De Staten-Generaal hebben de propositie en de op schrift gestelde memorie van de Franse ambassadeur betreffende de zes schepen besproken en uitvoerig bestudeerd. Ook hebben zij de brieven over deze zaken van Somelsdyck en Langerack gelezen en overwogen; zij wensen Z.M. in alles ter wille te zijn. Gezien echter het feit dat deze materie verbonden is met vele andere zaken waarover Sommelsdijck en Langerack met het Franse hof onderhandelen, hebben zij deze heren belast met het geheel. HHM wensen en hopen dat Z.M. door hen volkomen tevredengesteld wordt en hebben daarover mondeling de ambassadeur ingelicht. Hem wordt deze ter vergadering opgemaakte akte als antwoord op zijn memorie gegeven.

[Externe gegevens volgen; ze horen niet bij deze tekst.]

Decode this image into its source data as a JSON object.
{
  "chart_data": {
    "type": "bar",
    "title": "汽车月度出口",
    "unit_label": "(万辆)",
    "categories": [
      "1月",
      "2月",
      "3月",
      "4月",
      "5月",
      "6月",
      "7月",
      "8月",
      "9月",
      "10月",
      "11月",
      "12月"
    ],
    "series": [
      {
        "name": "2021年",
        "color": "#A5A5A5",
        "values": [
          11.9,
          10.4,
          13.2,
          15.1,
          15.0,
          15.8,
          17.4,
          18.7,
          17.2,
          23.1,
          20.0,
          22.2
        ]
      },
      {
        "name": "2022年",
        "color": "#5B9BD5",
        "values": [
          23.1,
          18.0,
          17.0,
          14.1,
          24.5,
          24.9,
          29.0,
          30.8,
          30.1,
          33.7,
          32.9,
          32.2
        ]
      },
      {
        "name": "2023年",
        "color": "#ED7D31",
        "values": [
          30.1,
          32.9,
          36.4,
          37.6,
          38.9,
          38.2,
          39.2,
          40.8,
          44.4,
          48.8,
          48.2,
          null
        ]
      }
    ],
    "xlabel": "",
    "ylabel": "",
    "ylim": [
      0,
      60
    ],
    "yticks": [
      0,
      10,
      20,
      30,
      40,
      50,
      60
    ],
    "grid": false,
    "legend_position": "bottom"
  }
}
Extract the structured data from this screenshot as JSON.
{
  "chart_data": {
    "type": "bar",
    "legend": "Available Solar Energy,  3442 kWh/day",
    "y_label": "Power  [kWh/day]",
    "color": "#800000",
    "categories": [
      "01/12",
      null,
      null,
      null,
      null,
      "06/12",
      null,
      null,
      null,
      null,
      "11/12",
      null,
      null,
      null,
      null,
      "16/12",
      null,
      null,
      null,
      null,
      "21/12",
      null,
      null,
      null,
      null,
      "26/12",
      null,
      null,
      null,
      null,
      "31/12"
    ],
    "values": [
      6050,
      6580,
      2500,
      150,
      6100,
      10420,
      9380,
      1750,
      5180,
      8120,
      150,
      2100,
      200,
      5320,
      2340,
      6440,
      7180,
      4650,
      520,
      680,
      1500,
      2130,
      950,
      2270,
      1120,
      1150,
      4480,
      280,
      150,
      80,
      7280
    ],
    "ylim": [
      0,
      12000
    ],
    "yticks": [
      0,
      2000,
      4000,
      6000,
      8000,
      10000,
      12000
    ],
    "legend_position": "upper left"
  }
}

2 Ordonnantie wordt gegeven op de declaratie van 84 gld. 9 st. voor briefport van 's- Gravenhage op Amsterdam, van Duitsland op Amsterdam en daarvandaan weer op 's-Gravenhage over de periode 3 jan. tot en met 30 dec. 1625.

3 Mattheüs Capoen verzoekt te mogen opvolgen in de vacature van controleur van de konvooien en licenten te Vlissingen.
De Zeeuwse Admiraliteit zal geschreven worden een dubbeltal te nomineren dan wel HHM op de hoogte te stellen van de situatie.

4 HHM stellen de door François Copal ingeleverde stukken met het op 5 jan. ontvangen advies van de Amsterdamse Admiraliteit ter hand van de Generaliteitsrekenkamer . Die moet Copal horen en HHM van advies dienen.

5 Rantwijck, Noortwijck en Beaumont rapporteren dat de afgezanten van de Engelse koning tevreden zijn met de insertie van de clausule over de verkoop van de juwelen.
De Amsterdamse magistraat zal dit worden bericht met daarbij het verzoek de negotiatie op de juwelen te doen faciliteren, mede vanwege het algemeen belang.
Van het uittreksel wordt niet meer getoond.